As for retaining the feel-good factor—well, the simple answer is that we don’t. It evaporates like mist under the morning sun. Very few people, even those who live in Prozac happy land, can claim an ongoing sense of contentment in their lives. It’s because we have so much to worry about. And even if logic and our healers and analysts insist that these worries are unnecessary (they never seem to be), we can’t stop doing it. So we see happiness as a fleeting, elusive experience.
You may have read that happiness has to come from within. Well, that is basically true but it depends on how you go about it. On that route there are detour signs all over the place and big holes in the road. It’s easy to go flying off into space and end up on Cloud Nine. And that’s not happiness, even if it appears to be.
Given all this, it might seem that happiness is virtually unobtainable on a long-term basis. Not at all, but it requires effort, often considerable effort, plus a willingness to look at areas of our lives that we would often prefer to avoid. Yet we probably know people who go through life apparently unperturbed by its twists and turns. They are few, but they stand out.
The secret they have learned, if it can be called that, is simple but profound. Happiness comes from being able to live with your suffering. And if suffering seems too powerful a word, you can call it pain, stress, anxiety or any other name that captures the difficulties of ordinary living.
Most of our suffering, indeed virtually all of it, originates in our childhoods, usually in the early months or years. Just by being born into the physical, we encounter often-minor events that generate fear. Although these fears are obviously wordless, they include rejection, abandonment, betrayal, and others. And the wounds are inflicted unwittingly by parents who are generally doing the best they can. Simply, we cannot avoid being wounded.
We therefore guard against those wounds by building defenses that stay with us for the rest of our lives—if we don’t attempt to heal them. For example, a woman who suffered some form of abandonment in childhood will usually find it difficult to form relationships because she fears she will be abandoned again.
Unless we have a degree of awareness, all of us live our lives in ways that are determined by our defenses. Some people have to be right all the time and in control. Some see themselves as perpetual victims. Others are completely self-absorbed or cannot cope with rejection. So we work hard to avoid putting ourselves in situations where the old wounds can be reopened. We don’t take risks or want to change our lifelong patterns.

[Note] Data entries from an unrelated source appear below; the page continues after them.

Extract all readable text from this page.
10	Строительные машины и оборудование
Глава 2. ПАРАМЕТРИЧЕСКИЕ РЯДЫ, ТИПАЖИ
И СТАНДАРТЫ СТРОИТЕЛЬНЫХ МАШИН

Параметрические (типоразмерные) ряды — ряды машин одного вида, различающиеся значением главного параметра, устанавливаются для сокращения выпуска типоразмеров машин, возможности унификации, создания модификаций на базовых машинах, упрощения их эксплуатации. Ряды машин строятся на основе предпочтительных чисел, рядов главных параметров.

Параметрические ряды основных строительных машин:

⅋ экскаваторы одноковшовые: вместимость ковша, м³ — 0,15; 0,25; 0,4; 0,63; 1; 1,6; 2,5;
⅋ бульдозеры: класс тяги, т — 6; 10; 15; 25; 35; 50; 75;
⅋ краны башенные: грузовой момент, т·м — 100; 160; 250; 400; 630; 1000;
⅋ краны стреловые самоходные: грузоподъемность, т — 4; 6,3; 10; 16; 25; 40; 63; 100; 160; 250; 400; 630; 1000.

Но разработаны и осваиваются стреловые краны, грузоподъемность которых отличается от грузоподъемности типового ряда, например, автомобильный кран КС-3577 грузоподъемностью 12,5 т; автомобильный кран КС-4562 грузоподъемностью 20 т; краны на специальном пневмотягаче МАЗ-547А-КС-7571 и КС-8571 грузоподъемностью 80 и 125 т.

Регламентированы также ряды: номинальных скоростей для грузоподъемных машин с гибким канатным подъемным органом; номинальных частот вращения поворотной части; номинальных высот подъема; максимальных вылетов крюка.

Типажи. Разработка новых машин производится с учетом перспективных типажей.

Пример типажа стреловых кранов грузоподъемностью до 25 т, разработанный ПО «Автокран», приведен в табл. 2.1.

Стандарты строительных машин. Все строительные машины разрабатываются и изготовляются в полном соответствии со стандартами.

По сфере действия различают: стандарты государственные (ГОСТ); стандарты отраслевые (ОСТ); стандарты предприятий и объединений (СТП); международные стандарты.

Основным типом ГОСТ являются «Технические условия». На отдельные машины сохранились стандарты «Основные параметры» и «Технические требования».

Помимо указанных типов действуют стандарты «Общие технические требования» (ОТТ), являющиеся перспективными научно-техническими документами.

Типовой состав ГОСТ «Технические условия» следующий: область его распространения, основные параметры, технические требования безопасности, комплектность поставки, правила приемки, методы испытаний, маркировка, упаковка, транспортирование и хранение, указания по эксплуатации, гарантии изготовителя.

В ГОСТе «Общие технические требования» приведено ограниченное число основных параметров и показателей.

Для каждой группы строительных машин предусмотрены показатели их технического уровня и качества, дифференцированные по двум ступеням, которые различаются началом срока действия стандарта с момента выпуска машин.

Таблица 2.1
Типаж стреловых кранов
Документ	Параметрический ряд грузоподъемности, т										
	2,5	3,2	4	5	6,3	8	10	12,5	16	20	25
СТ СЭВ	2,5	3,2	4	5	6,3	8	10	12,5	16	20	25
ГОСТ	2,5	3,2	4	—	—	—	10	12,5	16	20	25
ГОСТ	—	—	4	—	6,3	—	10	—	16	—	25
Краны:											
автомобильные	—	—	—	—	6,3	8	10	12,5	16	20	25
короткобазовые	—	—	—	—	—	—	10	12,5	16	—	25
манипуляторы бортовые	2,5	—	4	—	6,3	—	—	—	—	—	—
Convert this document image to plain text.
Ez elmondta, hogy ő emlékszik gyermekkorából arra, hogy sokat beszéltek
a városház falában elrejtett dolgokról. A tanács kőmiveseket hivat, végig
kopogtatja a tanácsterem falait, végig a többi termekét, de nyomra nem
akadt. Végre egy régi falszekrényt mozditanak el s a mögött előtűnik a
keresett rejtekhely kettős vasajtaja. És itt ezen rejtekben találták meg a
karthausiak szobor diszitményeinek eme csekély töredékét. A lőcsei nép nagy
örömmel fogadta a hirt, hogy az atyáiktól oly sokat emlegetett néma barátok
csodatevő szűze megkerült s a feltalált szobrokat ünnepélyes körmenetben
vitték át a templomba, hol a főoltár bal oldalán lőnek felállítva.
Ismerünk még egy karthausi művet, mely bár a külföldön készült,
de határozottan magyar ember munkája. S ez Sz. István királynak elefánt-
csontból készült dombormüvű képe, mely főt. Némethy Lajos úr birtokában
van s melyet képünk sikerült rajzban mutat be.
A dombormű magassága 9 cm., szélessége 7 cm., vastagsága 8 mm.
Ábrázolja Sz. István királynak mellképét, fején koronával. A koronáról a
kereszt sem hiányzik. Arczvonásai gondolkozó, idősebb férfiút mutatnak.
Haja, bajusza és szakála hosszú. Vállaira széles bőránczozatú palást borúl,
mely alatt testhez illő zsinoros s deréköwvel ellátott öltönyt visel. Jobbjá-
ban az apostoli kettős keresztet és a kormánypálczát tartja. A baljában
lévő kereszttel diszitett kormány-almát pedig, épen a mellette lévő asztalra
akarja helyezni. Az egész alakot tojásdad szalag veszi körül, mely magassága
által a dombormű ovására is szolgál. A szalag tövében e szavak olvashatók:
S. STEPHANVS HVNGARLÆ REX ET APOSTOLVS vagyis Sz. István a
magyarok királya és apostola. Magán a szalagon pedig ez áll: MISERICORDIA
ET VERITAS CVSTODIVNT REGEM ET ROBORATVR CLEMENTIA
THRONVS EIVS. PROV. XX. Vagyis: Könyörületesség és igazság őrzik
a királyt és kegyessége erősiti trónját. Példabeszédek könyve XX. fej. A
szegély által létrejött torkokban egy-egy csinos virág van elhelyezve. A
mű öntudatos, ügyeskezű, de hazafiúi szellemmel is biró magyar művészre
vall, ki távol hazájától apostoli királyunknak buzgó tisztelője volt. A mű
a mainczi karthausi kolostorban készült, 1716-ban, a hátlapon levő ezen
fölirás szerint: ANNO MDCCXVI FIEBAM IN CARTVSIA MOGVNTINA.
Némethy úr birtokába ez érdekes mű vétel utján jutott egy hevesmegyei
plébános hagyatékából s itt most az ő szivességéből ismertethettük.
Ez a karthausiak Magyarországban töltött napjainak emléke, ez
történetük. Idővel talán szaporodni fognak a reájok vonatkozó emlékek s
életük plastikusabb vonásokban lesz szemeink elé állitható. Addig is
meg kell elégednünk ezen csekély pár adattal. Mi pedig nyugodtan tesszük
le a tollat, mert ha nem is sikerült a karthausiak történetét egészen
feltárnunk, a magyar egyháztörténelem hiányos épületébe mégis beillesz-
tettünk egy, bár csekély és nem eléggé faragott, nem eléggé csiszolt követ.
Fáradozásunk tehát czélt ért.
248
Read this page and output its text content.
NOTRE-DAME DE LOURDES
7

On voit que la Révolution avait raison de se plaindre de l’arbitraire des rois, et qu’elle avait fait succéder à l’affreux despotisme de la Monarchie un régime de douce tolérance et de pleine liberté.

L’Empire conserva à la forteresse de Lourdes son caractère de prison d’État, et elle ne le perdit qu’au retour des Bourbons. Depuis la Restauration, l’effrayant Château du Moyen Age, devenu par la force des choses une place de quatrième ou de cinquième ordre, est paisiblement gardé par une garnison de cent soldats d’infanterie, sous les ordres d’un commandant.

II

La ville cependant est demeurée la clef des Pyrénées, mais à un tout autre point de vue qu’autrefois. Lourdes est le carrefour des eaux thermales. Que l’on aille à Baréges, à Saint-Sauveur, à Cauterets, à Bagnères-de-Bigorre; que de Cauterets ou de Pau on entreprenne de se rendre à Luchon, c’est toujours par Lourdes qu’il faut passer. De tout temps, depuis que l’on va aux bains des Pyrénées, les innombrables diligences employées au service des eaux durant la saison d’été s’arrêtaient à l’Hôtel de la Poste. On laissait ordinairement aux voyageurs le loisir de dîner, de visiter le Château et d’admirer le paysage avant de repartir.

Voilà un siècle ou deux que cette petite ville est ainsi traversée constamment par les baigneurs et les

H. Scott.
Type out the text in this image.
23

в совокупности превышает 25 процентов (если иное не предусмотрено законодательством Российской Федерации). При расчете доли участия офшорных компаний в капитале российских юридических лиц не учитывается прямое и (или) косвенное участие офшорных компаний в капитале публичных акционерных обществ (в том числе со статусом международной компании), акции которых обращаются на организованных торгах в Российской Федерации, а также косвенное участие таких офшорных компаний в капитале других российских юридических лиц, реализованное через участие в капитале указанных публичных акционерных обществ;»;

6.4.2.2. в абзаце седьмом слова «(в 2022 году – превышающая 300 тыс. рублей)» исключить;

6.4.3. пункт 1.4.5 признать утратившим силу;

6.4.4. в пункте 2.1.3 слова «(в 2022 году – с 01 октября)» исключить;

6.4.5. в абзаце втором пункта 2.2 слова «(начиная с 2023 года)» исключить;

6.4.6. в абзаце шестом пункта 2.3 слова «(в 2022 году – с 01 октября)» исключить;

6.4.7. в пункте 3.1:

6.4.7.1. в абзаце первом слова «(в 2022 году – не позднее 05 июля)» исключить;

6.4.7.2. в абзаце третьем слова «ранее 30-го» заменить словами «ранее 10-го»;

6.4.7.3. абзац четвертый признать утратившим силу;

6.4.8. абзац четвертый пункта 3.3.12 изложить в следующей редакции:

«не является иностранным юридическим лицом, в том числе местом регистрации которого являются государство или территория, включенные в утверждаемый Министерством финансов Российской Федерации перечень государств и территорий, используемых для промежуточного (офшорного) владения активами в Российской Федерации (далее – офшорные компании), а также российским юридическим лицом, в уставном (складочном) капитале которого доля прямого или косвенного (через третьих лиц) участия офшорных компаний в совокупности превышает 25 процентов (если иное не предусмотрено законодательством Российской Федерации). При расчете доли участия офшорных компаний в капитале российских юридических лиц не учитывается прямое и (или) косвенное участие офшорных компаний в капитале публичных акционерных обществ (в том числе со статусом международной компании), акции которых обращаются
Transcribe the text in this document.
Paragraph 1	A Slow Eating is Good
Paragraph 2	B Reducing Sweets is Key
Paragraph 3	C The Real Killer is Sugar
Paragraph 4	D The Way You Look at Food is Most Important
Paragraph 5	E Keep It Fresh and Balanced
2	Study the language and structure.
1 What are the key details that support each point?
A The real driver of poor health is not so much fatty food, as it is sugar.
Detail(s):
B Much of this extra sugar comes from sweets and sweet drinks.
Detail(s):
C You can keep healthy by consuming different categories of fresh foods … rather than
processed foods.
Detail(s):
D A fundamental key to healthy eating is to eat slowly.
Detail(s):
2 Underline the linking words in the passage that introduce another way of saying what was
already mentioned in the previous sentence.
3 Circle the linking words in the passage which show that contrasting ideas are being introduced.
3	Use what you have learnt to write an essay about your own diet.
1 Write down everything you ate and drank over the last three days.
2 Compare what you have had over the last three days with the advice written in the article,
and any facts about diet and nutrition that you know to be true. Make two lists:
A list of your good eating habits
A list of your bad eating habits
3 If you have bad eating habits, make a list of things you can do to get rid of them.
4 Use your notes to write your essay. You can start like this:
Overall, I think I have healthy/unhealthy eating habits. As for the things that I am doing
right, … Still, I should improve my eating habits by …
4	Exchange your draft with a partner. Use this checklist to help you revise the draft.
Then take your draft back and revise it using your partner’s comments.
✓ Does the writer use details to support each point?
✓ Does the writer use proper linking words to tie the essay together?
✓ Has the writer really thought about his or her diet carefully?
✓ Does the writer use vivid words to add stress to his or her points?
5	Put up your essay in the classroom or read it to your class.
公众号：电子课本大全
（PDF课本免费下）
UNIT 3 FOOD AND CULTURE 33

Maintaining these defenses puts us under enormous pressure, leaving little room for pleasure and the enjoyment of simple things, the basic ingredients of happiness.
Suffering is never going to be totally eradicated. It is the human condition to suffer. How we deal with it is another matter. The first step is to recognize the old belief systems that cause us emotional pain. The second is to begin changing them, preferably with the support of a healer or therapist. Our energy fields can hold dark blocks where we store our grief, anger, shame, and other negative emotions.
So deeply imprinted are our wounds that profound change can be long and arduous. The ego was created to protect us and it does this job only too well—in that it protects us from living our lives to the full.
But when we do set about healing ourselves, we begin to see the world from a whole new perspective. Old fears and anxieties diminish to the point where they no longer rule us—and happiness emerges.